TBS was informed by Dr Dipu Moni, Education Minister, that they are trying to find a way to import paper and raw materials to solve the paper crisis.

Printers stated that white print papers were being sold at Tk1.30 crore per tonne, while newsprint paper was at Tk75,000. This is compared to Tk90,000/Tk60,000 six months ago.

Co-curricular books hit by paper crisis

According to sources from PIAB, Bangladesh Pushtak Prokashok Bikreta Samity (Bangladesh Pushtak Prokashok Bikreta Samity), they sold 40 million copies of cocurricular books in the course of the year. Each year, their printing process ends in December. This year, however, they are still waiting for the availability of paper and the reduction in prices.

TBS was informed by Shaymol Pal (Vice-President of Bangladesh Pushtak Prokashok Bikreta Saity), that co-curricular books prices will rise at least three times if printed now. Every day, the prices of paper and other materials are rising. There is nothing we can do except stop selling and printing paper.

 “We have more than 1.5 lakh employees and around 26,000 members.

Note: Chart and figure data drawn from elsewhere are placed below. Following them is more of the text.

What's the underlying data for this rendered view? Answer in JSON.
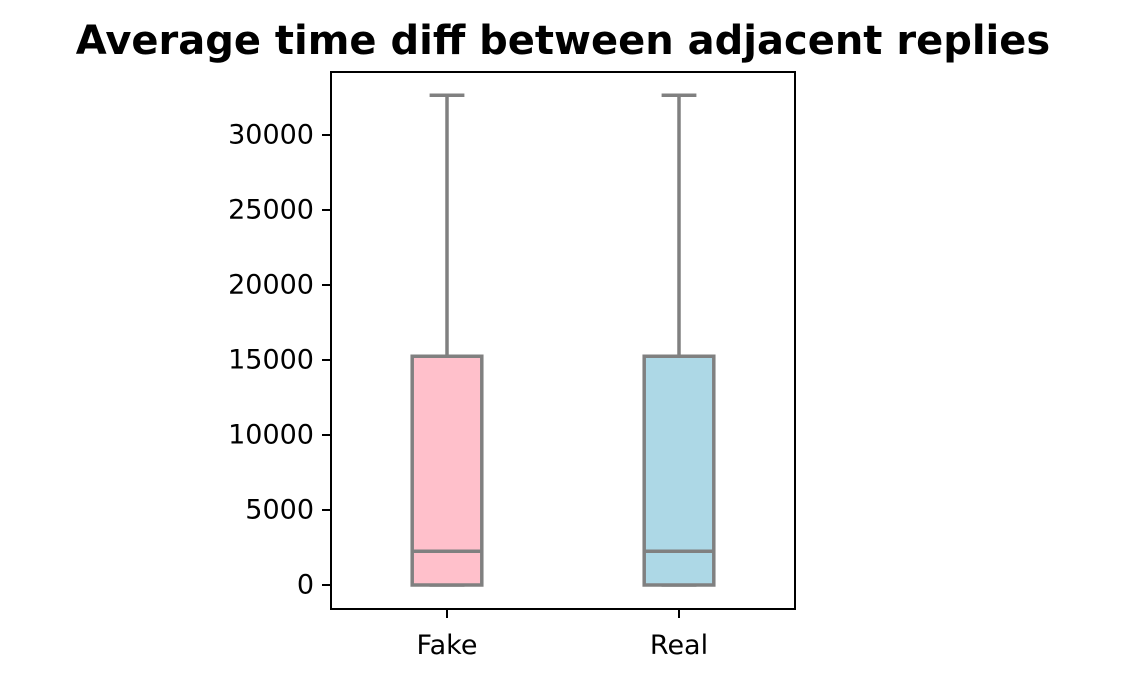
{
  "chart_data": {
    "type": "box",
    "title": "Average time diff between adjacent replies",
    "xlabel": "",
    "ylabel": "",
    "categories": [
      "Fake",
      "Real"
    ],
    "ylim": [
      -1600,
      34200
    ],
    "yticks": [
      0,
      5000,
      10000,
      15000,
      20000,
      25000,
      30000
    ],
    "ytick_labels": [
      "0",
      "5000",
      "10000",
      "15000",
      "20000",
      "25000",
      "30000"
    ],
    "grid": false,
    "boxes": [
      {
        "category": "Fake",
        "whisker_low": 0,
        "q1": 0,
        "median": 2250,
        "q3": 15250,
        "whisker_high": 32650,
        "color": "#ffc0cb"
      },
      {
        "category": "Real",
        "whisker_low": 0,
        "q1": 0,
        "median": 2250,
        "q3": 15250,
        "whisker_high": 32650,
        "color": "#add8e6"
      }
    ],
    "line_color": "#808080"
  }
}
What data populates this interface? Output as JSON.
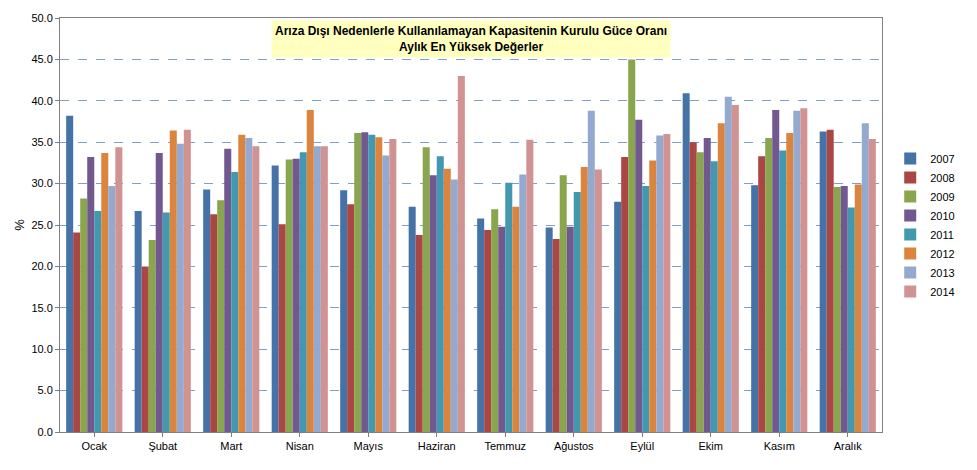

Many staff members have already lost their jobs. “The owners are counting losses each day,” he stated.

Printing creative books can pose problems

Every year, 4000-5000 books are added to the Ekushey Book Fair. However, the creative book publishers are yet to take initiative. If the prices drop, they plan to publish some books in January.

Monirul Haque is the owner of Ananyaprakashani and executive Director of Bangladesh Gyan Ol Prokashak Samity. He stated to TBS that they plan to publish 20% of all new books next January and that prices will be high.

“We are in a very risky situation as printing new books is expensive. We have to calculate losses if book enthusiasts don’t buy books from the fair next February. He said that we aren’t ready to add more losses to our losses from the Covid-19 pandemic.

Uncertainty about free textbooks at the right time

The upazilas receive approximately one-third of all new textbooks each year by mid-October. It didn’t happen this time.

According to the printers, they only printed 5 crore books from 35 crores of books until Thursday. They claimed that it was impossible for them to distribute textbooks at the right time.

According to the National Curriculum and Textbook Board for 2023, 34.62 million books will be printed. They include 9.99 crores of books for pre-primary, primary and secondary students and 24.63 billions for students at the secondary level.

Nearly 4 crore students are enrolled in around 2,00,000.